The puzzles themselves are not easy to describe – many are familiar (crosswords, sudoku, jigsaw, scavenger hunt, card games, etc.) and others rely on more obscure mechanisms to generate an eventual answer, usually in the form of a word or phrase which gets used later on in the game as the input to some other puzzle.

In the most recent 2014 Hunt, for the first time in my recollection, the designers of one of the puzzles used origami as a mechanism for generating an answer to a puzzle. I describe how it works, below. SPOILER ALERT: a complete description of how to solve this puzzle lies below… do not read if you’d like to solve the thing yourself! (Note that it requires solving multiple crossword puzzles, in addition to following origami instructions.)
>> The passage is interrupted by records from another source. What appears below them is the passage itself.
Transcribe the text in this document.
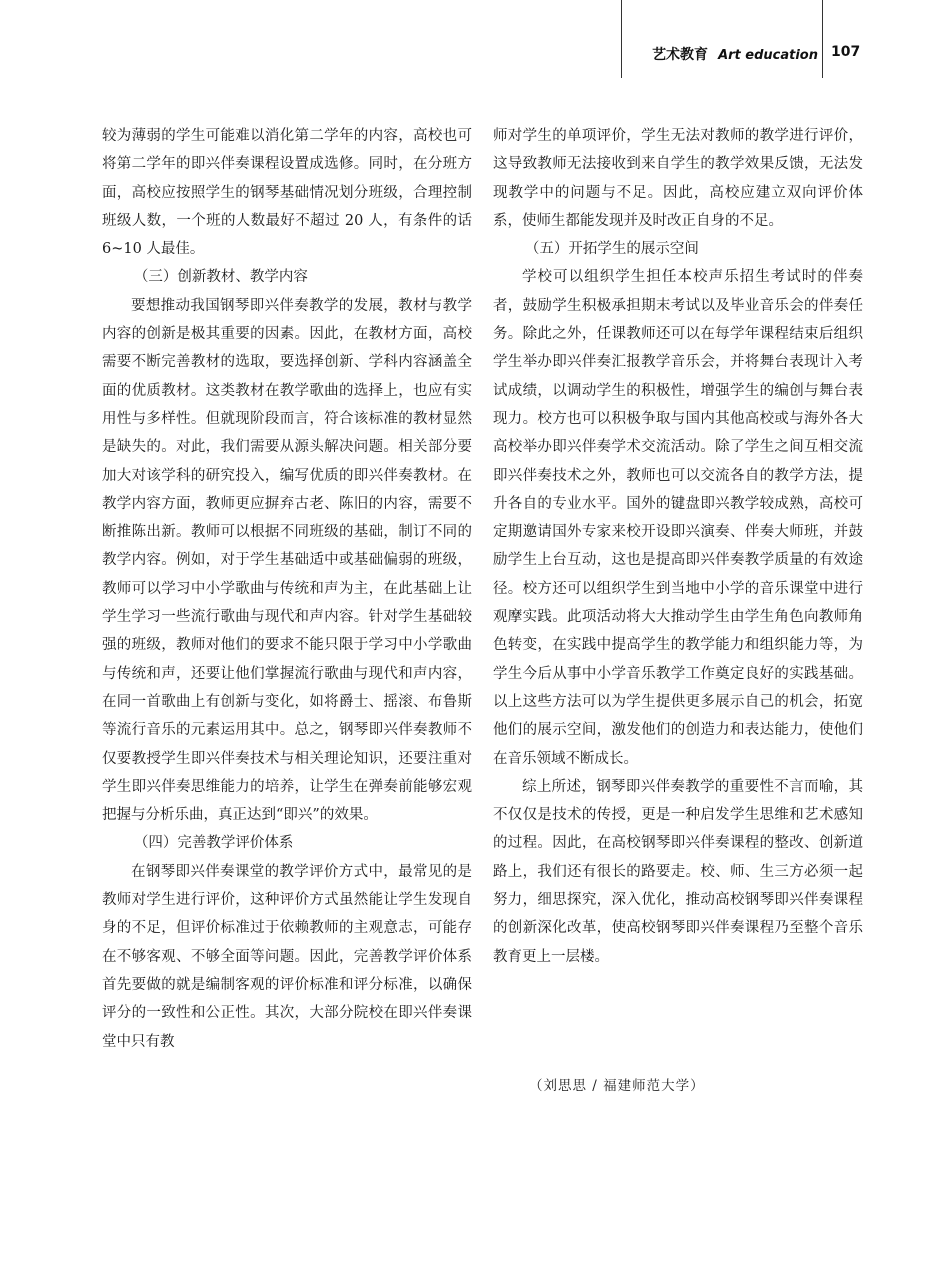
艺术教育 Art education 107

较为薄弱的学生可能难以消化第二学年的内容，高校也可将第二学年的即兴伴奏课程设置成选修。同时，在分班方面，高校应按照学生的钢琴基础情况划分班级，合理控制班级人数，一个班的人数最好不超过 20 人，有条件的话 6~10 人最佳。

（三）创新教材、教学内容

要想推动我国钢琴即兴伴奏教学的发展，教材与教学内容的创新是极其重要的因素。因此，在教材方面，高校需要不断完善教材的选取，要选择创新、学科内容涵盖全面的优质教材。这类教材在教学歌曲的选择上，也应有实用性与多样性。但就现阶段而言，符合该标准的教材显然是缺失的。对此，我们需要从源头解决问题。相关部分要加大对该学科的研究投入，编写优质的即兴伴奏教材。在教学内容方面，教师更应摒弃古老、陈旧的内容，需要不断推陈出新。教师可以根据不同班级的基础，制订不同的教学内容。例如，对于学生基础适中或基础偏弱的班级，教师可以学习中小学歌曲与传统和声为主，在此基础上让学生学习一些流行歌曲与现代和声内容。针对学生基础较强的班级，教师对他们的要求不能只限于学习中小学歌曲与传统和声，还要让他们掌握流行歌曲与现代和声内容，在同一首歌曲上有创新与变化，如将爵士、摇滚、布鲁斯等流行音乐的元素运用其中。总之，钢琴即兴伴奏教师不仅要教授学生即兴伴奏技术与相关理论知识，还要注重对学生即兴伴奏思维能力的培养，让学生在弹奏前能够宏观把握与分析乐曲，真正达到“即兴”的效果。

（四）完善教学评价体系

在钢琴即兴伴奏课堂的教学评价方式中，最常见的是教师对学生进行评价，这种评价方式虽然能让学生发现自身的不足，但评价标准过于依赖教师的主观意志，可能存在不够客观、不够全面等问题。因此，完善教学评价体系首先要做的就是编制客观的评价标准和评分标准，以确保评分的一致性和公正性。其次，大部分院校在即兴伴奏课堂中只有教

师对学生的单项评价，学生无法对教师的教学进行评价，这导致教师无法接收到来自学生的教学效果反馈，无法发现教学中的问题与不足。因此，高校应建立双向评价体系，使师生都能发现并及时改正自身的不足。

（五）开拓学生的展示空间

学校可以组织学生担任本校声乐招生考试时的伴奏者，鼓励学生积极承担期末考试以及毕业音乐会的伴奏任务。除此之外，任课教师还可以在每学年课程结束后组织学生举办即兴伴奏汇报教学音乐会，并将舞台表现计入考试成绩，以调动学生的积极性，增强学生的编创与舞台表现力。校方也可以积极争取与国内其他高校或与海外各大高校举办即兴伴奏学术交流活动。除了学生之间互相交流即兴伴奏技术之外，教师也可以交流各自的教学方法，提升各自的专业水平。国外的键盘即兴教学较成熟，高校可定期邀请国外专家来校开设即兴演奏、伴奏大师班，并鼓励学生上台互动，这也是提高即兴伴奏教学质量的有效途径。校方还可以组织学生到当地中小学的音乐课堂中进行观摩实践。此项活动将大大推动学生由学生角色向教师角色转变，在实践中提高学生的教学能力和组织能力等，为学生今后从事中小学音乐教学工作奠定良好的实践基础。以上这些方法可以为学生提供更多展示自己的机会，拓宽他们的展示空间，激发他们的创造力和表达能力，使他们在音乐领域不断成长。

综上所述，钢琴即兴伴奏教学的重要性不言而喻，其不仅仅是技术的传授，更是一种启发学生思维和艺术感知的过程。因此，在高校钢琴即兴伴奏课程的整改、创新道路上，我们还有很长的路要走。校、师、生三方必须一起努力，细思探究，深入优化，推动高校钢琴即兴伴奏课程的创新深化改革，使高校钢琴即兴伴奏课程乃至整个音乐教育更上一层楼。

（刘思思 / 福建师范大学）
When you went to the puzzle page, you saw the a web page that looked like the image below. Clicking on each item on the puzzle page (flower photos, crossword puzzles) yielded either a wordless video of someone folding an origami version of the flower in question, or a crossword puzzle with clues.

Puzzle Page

Puzzle page as presented to us.

In the Hunt, sometimes half the puzzle is figuring out what the puzzle even is… clearly we had to do the two crosswords, so a couple of our team’s crossword hounds started in on those. I looked at the origami videos, and noticed that the Rose, anyway, would result in only some very small portions of the paper being visible after the piece was folded. It was not much of a leap, then, to say “hey, let’s fold the crosswords into the flowers, and see what letters are left showing.”

So a few origamically-minded team members and I, while the crossworders worked away, test folded each of the puzzles into the flower shapes. Given the alignments on the puzzle page, we folded the lefthand one into the poinsettia and the sunflower, and the righthand one into the rose and the cherry blossom. Sure enough, in three of them, only a very few letters would show unobscured (the cherry blossom exposed a lot of letters.) We colored in the squares that showed, and unfolded the pieces:

Test-folding the crossword grids

Test-folding the crossword grids

and checked that, thanks to the symmetry of both the origami pieces and the puzzles, it wouldn’t matter which way you started folding.

When the crosswords were done (they were themselves clever, linked puzzles, a fun twist) we printed them out and folded all four. The top two yielded reasonable phrases: “WEDS TECH” and “FRI NYT”. The other two… were gibberish. Well, “NYT” could be the New York Times; “TECH” could be MIT’s paper, The Tech: clearly we were supposed to do the Friday and Wednesday crosswords from each, and then try folding those puzzles.

Sure enough, the sunflower and the cherry blossom folded from the second set of crosswords yielded “NUMBER” and “THEORY,” so we called in “NUMBER THEORY” and were correct. (Solution page here.) On to the next puzzle…

me, folding

me, not having any fun at all, no!

Very fun, and an elegant and entertaining mechanism to get the clues and final answer.